Rising temperatures and more frequent, prolonged heat waves present a growing and inequitable threat to the health, economies, and security of communities everywhere, yet heat governance remains underdeveloped.

The UCLA Luskin Center for Innovation has been awarded a $2.25 million grant to establish a Center of Excellence for Heat Resilient Communities. Funded by the National Oceanic and Atmospheric Administration’s National Integrated Heat Health Information System, the new center — one of two federal centers to be established with $4.55 million in financing from the Inflation Reduction Act — will engage and support communities in determining the best strategies for local heat mitigation and management.

“Some communities have begun to plan for heat, but most lack the capacity or resources to engage in comprehensive planning,” said center associate director V. Kelly Turner, who leads the Luskin Center for Innovation’s heat equity research and has long called for a coordinated national approach to heat resilience. “With this grant, we can help the federal government establish a robust, actionable and durable plan to support those efforts.”

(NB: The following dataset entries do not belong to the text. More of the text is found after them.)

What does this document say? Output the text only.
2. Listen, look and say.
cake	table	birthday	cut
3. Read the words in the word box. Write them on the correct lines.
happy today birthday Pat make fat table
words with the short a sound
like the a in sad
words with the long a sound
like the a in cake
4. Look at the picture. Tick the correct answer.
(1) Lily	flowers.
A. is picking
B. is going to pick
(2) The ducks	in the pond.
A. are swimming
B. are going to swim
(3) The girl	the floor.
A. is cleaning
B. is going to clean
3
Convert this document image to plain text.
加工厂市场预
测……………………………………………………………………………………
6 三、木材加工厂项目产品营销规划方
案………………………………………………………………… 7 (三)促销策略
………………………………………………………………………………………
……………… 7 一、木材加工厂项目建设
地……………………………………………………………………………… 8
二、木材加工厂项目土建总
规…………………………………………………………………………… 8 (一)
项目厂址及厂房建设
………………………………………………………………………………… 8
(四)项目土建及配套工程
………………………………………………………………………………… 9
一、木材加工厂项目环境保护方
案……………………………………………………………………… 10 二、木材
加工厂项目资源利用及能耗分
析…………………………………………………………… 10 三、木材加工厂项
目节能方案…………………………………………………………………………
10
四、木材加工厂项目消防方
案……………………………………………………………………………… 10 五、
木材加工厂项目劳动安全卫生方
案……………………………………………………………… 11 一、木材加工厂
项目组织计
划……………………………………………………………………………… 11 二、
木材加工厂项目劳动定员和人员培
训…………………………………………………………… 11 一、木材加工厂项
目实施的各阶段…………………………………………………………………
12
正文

Turner’s co-leads for this project are Sara Meerow at Arizona State University’s Global Institute of Sustainability and Innovation and Ladd Keith, assistant professor and faculty research associate at the University of Arizona’s Udall Center for Studies in Public Policy. With more than 50 other partners, the grant will enable the creation of an international network of heat scholars and practitioners. One outcome will be a framework to identify and evaluate policies, protocols and lessons for heat resilience that can be applied in the U.S. and internationally.

Thirty communities and tribal entities will be selected for direct technical assistance and comprehensive educational support during the three-year grant period. By centering equity in its approach, the Center for Excellence will systematically work with and fund historically excluded communities and help see through the Biden administration’s goals under Justice40, an executive order that directs 40% of the government’s investments in climate and clean infrastructure to benefit people in disadvantaged communities. This will broaden the impact and benefits of engagement, heat data and information and other approaches, like benefit-cost analysis, to inform effective and equitable planning for heat resilience.

The ultimate goal is to protect public health and well-being from acute and chronic heat dangers through equity-centered, data-informed, whole-of-government approaches to mitigate and manage heat in diverse communities and heat-exposure settings.

The Center of Excellence for Heat Resilient Communities is part of President Joe Biden’s Investing in America agenda. The complementary Center for Collaborative Heat Monitoring, to be led by the Museum of Life and Science in Durham, N.C., will assist community-serving organizations in conducting local climate and health studies.

“The impacts of extreme heat caused by climate change are an increasing threat to our health, ecosystems and economy,” U.S. Secretary of Commerce Gina Raimondo said. “Thanks to President Biden’s ambitious climate agenda, this investment will support new NIHHIS Centers of Excellence to help protect historically excluded communities from the dangers of extreme heat, boost climate resilience, and increase awareness on best practices to tackle the climate crisis.”